Un giallo particolarmente robusto nella bibliografia della Christie, per merito di un intreccio molto semplice: la scrittrice britannica è bravissima a costruire una situazione essenziale, sin dalla scena stessa del delitto (dove sono presenti soltanto tre persone, compresa la vittima). E, come nei migliori romanzi della regina del giallo, il motore della narrazione è la psicologia dei personaggi nella situazione-limite rappresentata dal togliere volontariamente la vita ad un essere umano (un tema sviluppato al suo apice nel celeberrimo “Dieci piccoli indiani”).
Hercule Poirot interviene sulla scena solo nella seconda metà del romanzo, quando il processo ad Elinor Carlisle è già in corso. E – vera particolarità di questo libro – non sarà lui ad indicare l’assassino né come si sono svolti i fatti: aprirà invece la strada a chi difende l’imputata (l’intera risoluzione della vicenda sarà infatti svelata all’interno del processo, e in particolare nell’arringa finale dell’avvocato difensore).
Negli ultimi capitoli la dimostrazione della bravura (tecnica e giallistica) dell’autrice è nel riportare il lettore alla soluzione che inizialmente sarebbe stata la più ovvia, e che è stata invece abilmente occultata nel corso del romanzo, disseminando una serie di legittimi dubbi e sospetti sulle varie comparse della vicenda.
Sotto questo aspetto, l’abilità di Agatha Christie è davvero impareggiabile. Già solo come opera di genere, dunque, “La parola alla difesa” vale le ore che vorrete dedicare alla sua lettura.
Indicazioni utili
Scala di gialli alla Christie - 3
Una ricca zia muore di ischemia cerebrale, l’eredità va alla nipote, ma poco dopo muore la giovane dama da compagnia e tutti i sospetti cadono sull’ereditiera. In mezzo c’è un uomo e di parla di delitto passionale.
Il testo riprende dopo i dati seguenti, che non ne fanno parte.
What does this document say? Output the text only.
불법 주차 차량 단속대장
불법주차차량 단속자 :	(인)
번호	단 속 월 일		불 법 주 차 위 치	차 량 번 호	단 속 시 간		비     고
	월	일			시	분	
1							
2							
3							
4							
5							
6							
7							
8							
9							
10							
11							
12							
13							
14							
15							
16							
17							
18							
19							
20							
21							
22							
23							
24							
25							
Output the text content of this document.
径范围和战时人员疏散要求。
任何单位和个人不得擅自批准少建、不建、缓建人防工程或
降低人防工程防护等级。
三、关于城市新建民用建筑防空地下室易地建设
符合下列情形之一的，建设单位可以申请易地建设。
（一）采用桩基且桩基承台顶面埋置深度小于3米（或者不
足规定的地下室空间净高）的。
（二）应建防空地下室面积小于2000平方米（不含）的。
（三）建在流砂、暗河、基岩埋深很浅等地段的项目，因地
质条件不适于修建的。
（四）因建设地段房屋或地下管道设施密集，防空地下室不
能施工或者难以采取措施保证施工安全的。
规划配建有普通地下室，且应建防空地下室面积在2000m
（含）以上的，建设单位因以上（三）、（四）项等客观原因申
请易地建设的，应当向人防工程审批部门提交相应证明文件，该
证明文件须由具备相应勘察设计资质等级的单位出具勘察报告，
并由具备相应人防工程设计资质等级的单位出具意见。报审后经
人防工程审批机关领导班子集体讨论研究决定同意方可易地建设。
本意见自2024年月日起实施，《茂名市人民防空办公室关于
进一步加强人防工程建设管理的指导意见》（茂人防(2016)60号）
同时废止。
Poirot è chiamato ad aiutare l’avvocato della donna a difenderla quando tutti gli indizi sono contro di lei.
Mescolando una storia classica alle aule di tribunale, Agatha Christie apre qui per la prima volta un genere destinato ad avere enorme fortuna, non solo al cinema (con lo splendido “Testimone d’accusa” di Billy Wilder), ma anche nelle serie tv, prime fra tutte “Law & Order”. Per altro la scrittrice conosce bene, con profondità d’istinto piuttosto che filosofico, la natura umana e non manca di scavare con precisione nelle pieghe fangose e spesso crudeli dell’animo. Inoltre questo libro, per quanto più debole dal punto di vista del giallo (mi pare ci siano due o tre buchi abbastanza evidenti, ma le trame, confesso, mi interessano relativamente), offre un interessante spunto di riflessione, molto moderno e, purtroppo, non sfruttato dalla Christie, che è invece scrittrice molto classica: l’idea cioè che ogni testimonianza è una visione soggettiva, interpretativa della realtà, e che quindi la verità sia a tutti gli effetti impossibile. E se la verità impossibile è la voce di un testimone in un processo penale, allora anche la giustizia vacilla pericolosamente. Buona parte del romanzo è occupata dalle indagini di Poirot che sente raccontarsi la storia via via diversamente da ogni personaggio. Questa prospettiva “cubista” è più nella malizia del lettore che negli intenti della scrittrice, mi rendo conto, ma presagisce linee di pensiero molto contemporanee (dal Bolano della “Pista di ghiaccio” all’”Espiazione” di McEwan). Interessante anche la riflessione sul fine-vita e sul suicidio assistito di cui più volte parlano i personaggi.
Insomma, dipende da quale occhio si vuole usare per leggerlo: “La parola alla difesa” non è un giallo perfetto, ma sicuramente ha più di qualcosa da dire e accompagna con gusto per qualche ora. (Mi disturba invece la scarsa cura dell’edizione italiana che sopprime la citazione shakespeariana da cui è tratto il titolo originale, “Sad cypress” o le sviste di traduzione, come to pretend tradotto come l’italiano “pretendere”, ma che significa in realtà “fingere”.)